DALLAS — The Arlington Independent School District, Texas, needs $663 million to build new schools and upgrade existing facilities and transportation, according to a bond advisory committee.
Committee members urged AISD trustees to add two elementary schools, a $32 million fine arts center with a concert hall, a $46 million career and technical center, a $2.5 million agriculture center and a $25 million athletic complex with a natatorium and competition gymnasium.
The committee also called for converting two existing elementary schools into fine arts/dual language academies, adding two science labs and an art room to each elementary school, building six multipurpose activity centers at each high school, upgrading security and replacing buses and service vehicles.
Board members are scheduled to meet on Feb. 6 to decide whether to call a bond election in May or use its $468 million operating budget to pay for some of the capital improvement projects.

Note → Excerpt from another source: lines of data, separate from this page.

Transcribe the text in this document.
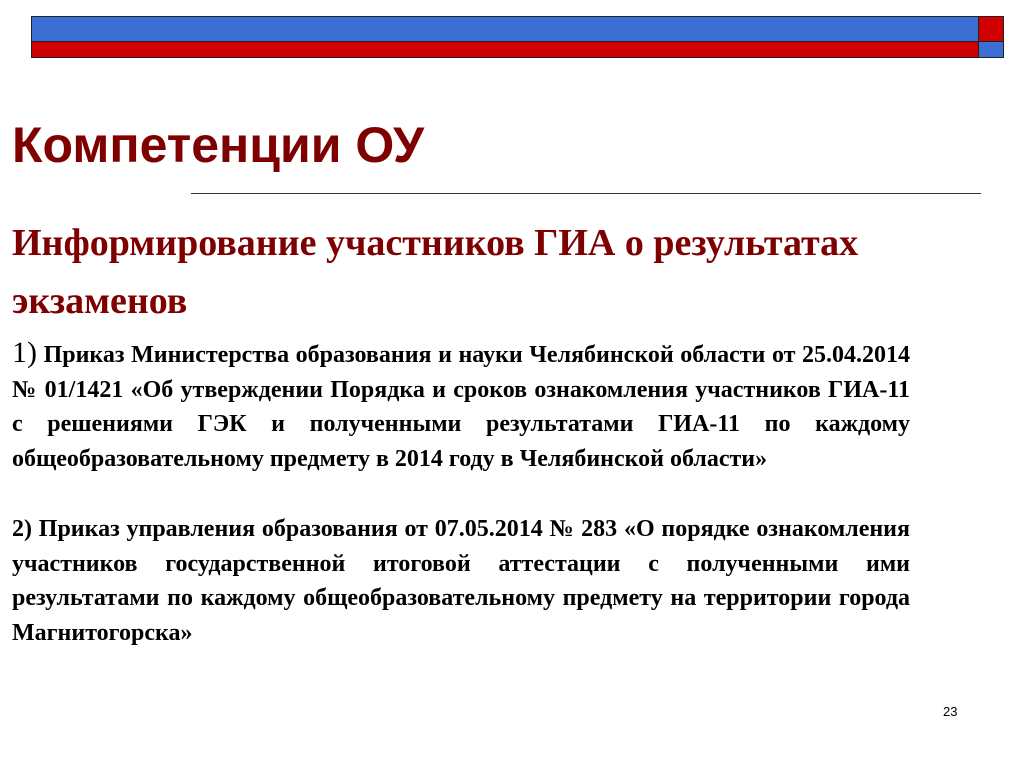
Компетенции ОУ
Информирование участников ГИА о результатах экзаменов

1) Приказ Министерства образования и науки Челябинской области от 25.04.2014 № 01/1421 «Об утверждении Порядка и сроков ознакомления участников ГИА-11 с решениями ГЭК и полученными результатами ГИА-11 по каждому общеобразовательному предмету в 2014 году в Челябинской области»

2) Приказ управления образования от 07.05.2014 № 283 «О порядке ознакомления участников государственной итоговой аттестации с полученными ими результатами по каждому общеобразовательному предмету на территории города Магнитогорска»

23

The district plans to issue $17.6 million of school building bonds the week of Feb. 3 in a negotiated deal led by Wells Fargo Securities. The bonds carry the Texas Permanent School Fund's triple-A rating, with underlying ratings of AA from Standard & Poor's, and Aa1 from Moody's Investors Service. Fitch Ratings does not rate the bonds.
After this deal, Arlington ISD will have $462.8 million of debt outstanding, according to Moody's.

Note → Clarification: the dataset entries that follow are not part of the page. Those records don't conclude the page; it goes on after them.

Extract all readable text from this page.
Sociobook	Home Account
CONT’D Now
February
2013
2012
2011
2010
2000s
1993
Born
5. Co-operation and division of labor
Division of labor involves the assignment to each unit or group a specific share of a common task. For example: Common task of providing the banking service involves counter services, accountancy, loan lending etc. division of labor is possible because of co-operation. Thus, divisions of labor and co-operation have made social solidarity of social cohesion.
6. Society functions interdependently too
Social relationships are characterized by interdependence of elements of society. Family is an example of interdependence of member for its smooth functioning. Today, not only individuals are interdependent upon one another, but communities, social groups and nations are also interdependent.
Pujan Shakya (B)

The population of the district in the Mid-Cities region of the Dallas-Fort Worth Metroplex grew 57.4% between the 1980 and 1990. Another increase of 24% occurred between the 1990 and 2000 census years and an increase of 15% between 2000 and 2010 brought the population to 380,000.
School officials report that there is some retail development occurring near the Dallas Cowboys football stadium and along the Interstate 20 corridor on the city's south side that could add value to the base in the future. The stadium itself, valued around $1.1 billion, is city of Arlington property and therefore is not subject to taxation.